A sabedoria dos camelos

Hoje talvez não tanto, mas outrora era muito comum usar-se a palavra ‘camelo’ como insulto. A verdade é que, se soubéssemos as coisas extraordinárias de que estes animais são capazes, rapidamente perceberíamos que, na maioria dos casos, chamar ‘camelo’ a alguém seria um elogio…

Apercebi-me disso ao folhear Camel (ed. Reaktion Books), de Robert Irwin, que pertence a uma coleção de livros sobre animais que têm suscitado as críticas mais entusiásticas, e que é apresentado como «a primeira pesquisa a analisar o papel deste animal na sociedade e na história de todo o mundo».
Vejamos o que nos diz então o autor sobre as aptidões destes simpáticos ungulados.

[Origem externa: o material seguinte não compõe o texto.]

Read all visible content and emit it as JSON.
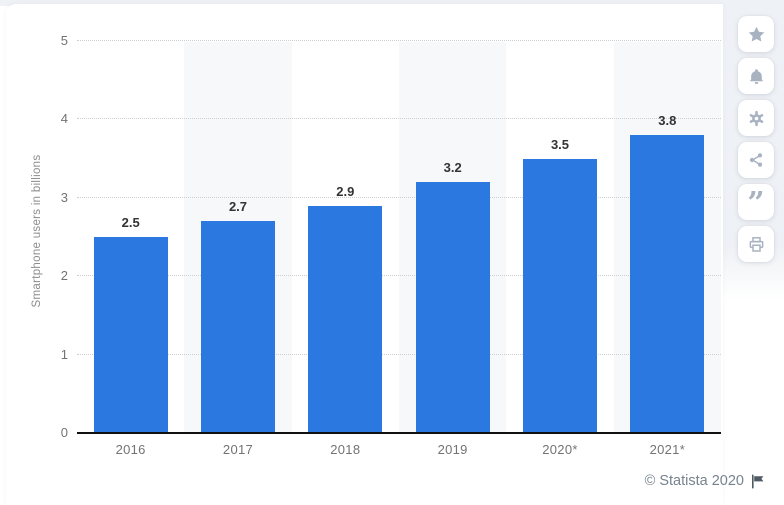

«É possível que os camelos machos usem as estrelas na navegação. A camelo fêmea líder [da caravana] urina a cada seis quilómetros para assinalar o caminho para aqueles que a seguem». Curiosamente, a urina dos camelos pode ter ainda outras funções. «É espessa, salgada e viscosa», descreve Irwin. «Também é bastante quente e nas manhãs mais frias os Beduínos usam-na por vezes para nela aquecerem as suas mãos»…

Ocamelo é por excelência o animal do deserto, e para isso precisa de características perfeitamente singulares que lhe permitem sobreviver nesse meio estéril e adverso.

«Os olhos, que são grandes e suaves, projetam-se para baixo para que o camelo veja onde está a pisar. Há uma terceira pálpebra que é uma defesa contra a poeira soprada pelo vento e que pode limpar os grãos dessa areia. As sobrancelhas espessas e cerradas e uma dupla fila de pestanas também contribuem para isso».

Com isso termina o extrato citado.